The maidens who will be attending this year’s reed dance, which has been adjusted because of the Covid-19 pandemic, were selected because they are undergoing the processes of getting married, and this year will be their last year.
Zwane has been attending the reed dance for the past eight years, and said last year’s event was her favourite.
“We enjoyed all the media attention. We are like VIPs. People travel from far away to come to see us celebrate our culture. Last year stood out because there were a lot of people who came from different nations to see what the Zulu nation has to offer.
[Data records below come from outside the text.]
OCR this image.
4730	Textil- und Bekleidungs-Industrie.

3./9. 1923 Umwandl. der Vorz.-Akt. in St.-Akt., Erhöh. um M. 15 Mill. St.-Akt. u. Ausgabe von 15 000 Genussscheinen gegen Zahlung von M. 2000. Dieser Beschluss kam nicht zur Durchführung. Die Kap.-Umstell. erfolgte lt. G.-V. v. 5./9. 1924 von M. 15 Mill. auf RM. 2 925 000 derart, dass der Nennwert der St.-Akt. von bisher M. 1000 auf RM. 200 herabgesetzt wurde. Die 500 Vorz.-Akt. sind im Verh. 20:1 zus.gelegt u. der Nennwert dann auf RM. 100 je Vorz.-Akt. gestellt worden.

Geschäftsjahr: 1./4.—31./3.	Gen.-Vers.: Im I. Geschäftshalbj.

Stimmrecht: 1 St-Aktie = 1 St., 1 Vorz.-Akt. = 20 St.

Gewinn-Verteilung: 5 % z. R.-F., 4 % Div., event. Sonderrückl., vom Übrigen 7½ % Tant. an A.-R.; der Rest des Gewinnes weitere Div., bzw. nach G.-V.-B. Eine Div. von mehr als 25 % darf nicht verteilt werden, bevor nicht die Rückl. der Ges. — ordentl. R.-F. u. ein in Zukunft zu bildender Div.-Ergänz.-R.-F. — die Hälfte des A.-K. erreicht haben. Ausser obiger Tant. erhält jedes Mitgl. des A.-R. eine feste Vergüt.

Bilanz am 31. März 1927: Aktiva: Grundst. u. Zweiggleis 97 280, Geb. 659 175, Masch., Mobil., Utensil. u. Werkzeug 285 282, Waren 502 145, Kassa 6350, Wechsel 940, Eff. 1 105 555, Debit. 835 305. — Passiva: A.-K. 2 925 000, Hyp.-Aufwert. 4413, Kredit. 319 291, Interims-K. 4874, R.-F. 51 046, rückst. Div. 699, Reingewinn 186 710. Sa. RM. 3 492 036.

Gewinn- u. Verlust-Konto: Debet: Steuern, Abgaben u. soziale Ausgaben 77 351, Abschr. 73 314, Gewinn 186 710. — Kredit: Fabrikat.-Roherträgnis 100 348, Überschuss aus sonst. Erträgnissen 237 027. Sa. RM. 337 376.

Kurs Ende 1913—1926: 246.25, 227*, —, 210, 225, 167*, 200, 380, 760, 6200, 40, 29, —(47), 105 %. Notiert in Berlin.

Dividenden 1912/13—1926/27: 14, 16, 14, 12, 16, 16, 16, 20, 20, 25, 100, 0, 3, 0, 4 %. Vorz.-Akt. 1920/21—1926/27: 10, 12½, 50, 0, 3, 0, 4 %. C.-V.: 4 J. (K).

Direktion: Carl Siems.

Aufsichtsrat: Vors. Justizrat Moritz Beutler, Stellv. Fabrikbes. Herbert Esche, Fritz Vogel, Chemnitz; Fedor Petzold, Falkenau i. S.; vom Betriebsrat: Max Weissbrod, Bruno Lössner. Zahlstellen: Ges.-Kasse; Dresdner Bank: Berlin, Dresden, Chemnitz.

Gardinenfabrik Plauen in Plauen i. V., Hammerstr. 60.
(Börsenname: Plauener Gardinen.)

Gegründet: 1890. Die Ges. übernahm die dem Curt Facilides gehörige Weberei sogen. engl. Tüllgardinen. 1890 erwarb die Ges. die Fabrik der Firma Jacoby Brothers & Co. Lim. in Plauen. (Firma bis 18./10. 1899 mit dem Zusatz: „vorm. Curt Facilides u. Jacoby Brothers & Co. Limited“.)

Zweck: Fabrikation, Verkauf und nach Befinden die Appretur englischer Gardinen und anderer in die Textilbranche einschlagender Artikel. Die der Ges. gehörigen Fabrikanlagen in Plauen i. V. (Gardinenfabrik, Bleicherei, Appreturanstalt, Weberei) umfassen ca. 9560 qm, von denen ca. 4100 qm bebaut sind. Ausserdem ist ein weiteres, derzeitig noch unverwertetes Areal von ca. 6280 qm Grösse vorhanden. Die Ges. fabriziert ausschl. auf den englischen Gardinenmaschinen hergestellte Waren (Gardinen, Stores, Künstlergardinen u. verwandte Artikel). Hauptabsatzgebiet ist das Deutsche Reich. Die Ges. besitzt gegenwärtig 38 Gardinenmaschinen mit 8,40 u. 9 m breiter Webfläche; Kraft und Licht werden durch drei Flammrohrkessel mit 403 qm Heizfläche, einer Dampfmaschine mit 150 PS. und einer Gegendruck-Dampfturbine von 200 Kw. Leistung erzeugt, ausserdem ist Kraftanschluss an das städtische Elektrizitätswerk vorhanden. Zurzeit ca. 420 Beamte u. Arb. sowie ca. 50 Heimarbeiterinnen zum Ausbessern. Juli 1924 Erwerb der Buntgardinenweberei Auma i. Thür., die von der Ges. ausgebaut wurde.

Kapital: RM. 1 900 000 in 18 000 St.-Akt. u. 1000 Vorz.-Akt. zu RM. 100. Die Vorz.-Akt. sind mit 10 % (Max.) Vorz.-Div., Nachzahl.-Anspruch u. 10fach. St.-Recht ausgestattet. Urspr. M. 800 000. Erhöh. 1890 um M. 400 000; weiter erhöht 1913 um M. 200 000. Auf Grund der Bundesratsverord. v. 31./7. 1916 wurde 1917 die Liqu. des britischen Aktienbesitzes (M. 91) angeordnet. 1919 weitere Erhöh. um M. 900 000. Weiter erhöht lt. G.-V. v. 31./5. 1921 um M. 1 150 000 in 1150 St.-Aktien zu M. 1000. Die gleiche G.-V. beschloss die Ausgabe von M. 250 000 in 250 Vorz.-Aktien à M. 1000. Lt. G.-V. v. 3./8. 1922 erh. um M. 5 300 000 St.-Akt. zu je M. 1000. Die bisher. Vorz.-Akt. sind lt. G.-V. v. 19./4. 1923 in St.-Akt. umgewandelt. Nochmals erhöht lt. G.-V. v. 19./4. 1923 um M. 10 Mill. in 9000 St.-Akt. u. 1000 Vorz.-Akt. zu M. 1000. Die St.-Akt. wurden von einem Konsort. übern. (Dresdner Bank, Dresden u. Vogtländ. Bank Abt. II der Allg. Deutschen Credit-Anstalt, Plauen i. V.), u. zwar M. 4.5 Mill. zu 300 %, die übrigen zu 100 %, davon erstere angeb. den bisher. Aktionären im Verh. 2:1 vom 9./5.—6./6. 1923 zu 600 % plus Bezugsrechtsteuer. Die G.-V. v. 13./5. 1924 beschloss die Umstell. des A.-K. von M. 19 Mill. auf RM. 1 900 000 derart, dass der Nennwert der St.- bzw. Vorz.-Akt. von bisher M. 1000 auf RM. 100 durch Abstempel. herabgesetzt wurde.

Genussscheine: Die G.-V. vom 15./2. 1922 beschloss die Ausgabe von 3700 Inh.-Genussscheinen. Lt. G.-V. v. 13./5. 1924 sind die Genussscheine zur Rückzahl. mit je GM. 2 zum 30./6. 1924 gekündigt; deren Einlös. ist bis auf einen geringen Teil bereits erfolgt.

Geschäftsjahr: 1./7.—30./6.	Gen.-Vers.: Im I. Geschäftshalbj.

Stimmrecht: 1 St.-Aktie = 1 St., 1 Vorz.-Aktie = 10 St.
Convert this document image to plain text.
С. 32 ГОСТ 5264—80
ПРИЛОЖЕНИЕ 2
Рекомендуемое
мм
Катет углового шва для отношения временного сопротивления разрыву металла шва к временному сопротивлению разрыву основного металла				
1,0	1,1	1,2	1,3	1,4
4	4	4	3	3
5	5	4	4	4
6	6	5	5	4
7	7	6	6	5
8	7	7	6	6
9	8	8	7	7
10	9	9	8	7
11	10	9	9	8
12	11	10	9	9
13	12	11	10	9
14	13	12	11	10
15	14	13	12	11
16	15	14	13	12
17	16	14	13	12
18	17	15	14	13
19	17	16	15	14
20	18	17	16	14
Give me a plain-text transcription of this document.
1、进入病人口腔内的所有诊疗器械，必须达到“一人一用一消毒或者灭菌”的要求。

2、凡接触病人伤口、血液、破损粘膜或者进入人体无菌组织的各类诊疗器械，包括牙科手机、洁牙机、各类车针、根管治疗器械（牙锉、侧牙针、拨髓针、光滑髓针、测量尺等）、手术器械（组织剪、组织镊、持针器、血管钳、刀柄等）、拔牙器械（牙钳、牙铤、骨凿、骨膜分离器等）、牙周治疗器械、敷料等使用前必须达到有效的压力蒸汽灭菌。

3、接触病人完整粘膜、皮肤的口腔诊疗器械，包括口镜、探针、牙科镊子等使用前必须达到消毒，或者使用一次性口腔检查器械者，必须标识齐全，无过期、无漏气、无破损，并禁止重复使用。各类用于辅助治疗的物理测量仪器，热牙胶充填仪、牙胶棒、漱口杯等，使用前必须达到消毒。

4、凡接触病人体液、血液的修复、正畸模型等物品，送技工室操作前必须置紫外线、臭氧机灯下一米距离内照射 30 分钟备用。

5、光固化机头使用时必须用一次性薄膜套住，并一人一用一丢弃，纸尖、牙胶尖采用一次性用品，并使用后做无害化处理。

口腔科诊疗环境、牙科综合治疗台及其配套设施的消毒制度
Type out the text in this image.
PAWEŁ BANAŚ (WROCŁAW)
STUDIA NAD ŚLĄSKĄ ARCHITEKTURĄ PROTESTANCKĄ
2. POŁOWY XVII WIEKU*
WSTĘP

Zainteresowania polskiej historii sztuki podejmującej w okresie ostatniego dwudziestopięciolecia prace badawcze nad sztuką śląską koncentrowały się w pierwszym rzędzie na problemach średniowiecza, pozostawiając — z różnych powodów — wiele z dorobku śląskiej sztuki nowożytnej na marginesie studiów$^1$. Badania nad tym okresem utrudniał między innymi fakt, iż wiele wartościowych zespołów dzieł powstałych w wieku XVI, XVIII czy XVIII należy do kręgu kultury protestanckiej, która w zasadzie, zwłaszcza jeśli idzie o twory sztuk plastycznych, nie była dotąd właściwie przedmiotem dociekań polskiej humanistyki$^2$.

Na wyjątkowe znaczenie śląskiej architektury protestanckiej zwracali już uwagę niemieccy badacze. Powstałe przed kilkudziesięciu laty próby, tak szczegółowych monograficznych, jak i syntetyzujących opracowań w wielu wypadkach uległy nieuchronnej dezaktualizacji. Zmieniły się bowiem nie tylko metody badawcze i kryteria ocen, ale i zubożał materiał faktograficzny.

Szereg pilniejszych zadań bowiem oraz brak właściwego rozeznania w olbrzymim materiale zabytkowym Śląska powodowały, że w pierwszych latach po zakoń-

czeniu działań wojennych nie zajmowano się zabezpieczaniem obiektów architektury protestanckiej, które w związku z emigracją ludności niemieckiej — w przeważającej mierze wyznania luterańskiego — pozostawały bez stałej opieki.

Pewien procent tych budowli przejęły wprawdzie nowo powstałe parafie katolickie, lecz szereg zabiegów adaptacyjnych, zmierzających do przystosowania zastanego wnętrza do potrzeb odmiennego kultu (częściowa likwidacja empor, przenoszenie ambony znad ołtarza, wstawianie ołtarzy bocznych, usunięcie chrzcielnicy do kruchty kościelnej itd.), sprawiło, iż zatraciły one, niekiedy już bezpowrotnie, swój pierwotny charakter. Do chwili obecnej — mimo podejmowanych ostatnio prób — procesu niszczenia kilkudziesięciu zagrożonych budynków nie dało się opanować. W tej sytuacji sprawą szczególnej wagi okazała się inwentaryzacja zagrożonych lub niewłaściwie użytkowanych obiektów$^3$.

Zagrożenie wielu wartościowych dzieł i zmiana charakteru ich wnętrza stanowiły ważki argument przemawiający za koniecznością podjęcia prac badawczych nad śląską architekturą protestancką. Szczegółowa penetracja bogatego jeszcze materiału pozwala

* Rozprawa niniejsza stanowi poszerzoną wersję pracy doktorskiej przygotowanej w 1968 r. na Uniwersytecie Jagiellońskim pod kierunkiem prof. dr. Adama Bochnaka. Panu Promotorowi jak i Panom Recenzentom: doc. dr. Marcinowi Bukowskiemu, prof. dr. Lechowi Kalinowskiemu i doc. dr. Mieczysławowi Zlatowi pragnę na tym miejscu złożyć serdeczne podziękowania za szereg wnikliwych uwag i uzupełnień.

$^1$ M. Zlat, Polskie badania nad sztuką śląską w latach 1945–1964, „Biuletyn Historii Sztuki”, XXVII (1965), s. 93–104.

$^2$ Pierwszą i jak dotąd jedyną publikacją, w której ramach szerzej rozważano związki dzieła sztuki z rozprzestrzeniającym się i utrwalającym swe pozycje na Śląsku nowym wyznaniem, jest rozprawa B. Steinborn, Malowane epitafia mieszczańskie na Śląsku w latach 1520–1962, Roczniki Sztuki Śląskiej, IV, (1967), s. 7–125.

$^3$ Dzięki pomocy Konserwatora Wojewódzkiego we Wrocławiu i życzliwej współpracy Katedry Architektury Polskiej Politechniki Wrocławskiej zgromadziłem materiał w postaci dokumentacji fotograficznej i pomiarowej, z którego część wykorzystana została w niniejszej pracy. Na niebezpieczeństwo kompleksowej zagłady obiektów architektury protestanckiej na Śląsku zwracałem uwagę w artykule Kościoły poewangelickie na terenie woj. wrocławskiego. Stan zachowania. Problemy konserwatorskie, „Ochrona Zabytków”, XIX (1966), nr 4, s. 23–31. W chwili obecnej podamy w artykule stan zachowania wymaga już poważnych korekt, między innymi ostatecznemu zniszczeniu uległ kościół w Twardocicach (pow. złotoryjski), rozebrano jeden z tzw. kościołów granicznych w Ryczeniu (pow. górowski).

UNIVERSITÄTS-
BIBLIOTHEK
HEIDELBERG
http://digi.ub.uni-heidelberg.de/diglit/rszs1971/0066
I also enjoyed the advice we got from the king,” she said.
Despite the lockdown, Zwane and her fellow maidens in Dundee, near the KwaZulu-Natal Midlands, have found a way to keep each other motivated without meeting.
Dance dedicated to women lost to GBV
“Due to the lockdown, we weren’t able to meet and practise. We usually meet once a month to practise songs and be tested. It was hard not being able to go to these camps, but we were communicating on WhatsApp and encouraging each other to stay on the right track and not fall off the path because of Covid-19,” she said.
For Zwane, her swan song reed dance will be dedicated to the women who have lost their lives because of GBV.
“I would like my placard to say, 'Stop killing our women and children because we also have a bright future’. What is happening is painful because you grow up with someone, then the next day they are gone in a painful way,” she said.
The royal household said this year’s reed dance would focus on GBV and would be laid by one of the Zulu princesses.
“His Majesty has on many occasions fittingly used the reed dance festival to educate society on vital social issues, such as practising sexual morals and behaviours, prevention of teenage pregnancy and the risk of contracting HIV/Aids. This time His Majesty will focus on eliminating GBV and femicide and the Covid-19 pandemic,” the household said.
Royal spokesperson Prince Thulani Zulu told TimesLIVE maidens who aren’t attending are still encouraged to dress up in their traditional regalia and listen to the king's message, which will be streamed on social media, from their homes.
“We encourage maidens at home to dress up and listen to the king's speech and share their pictures on social media,” said the prince.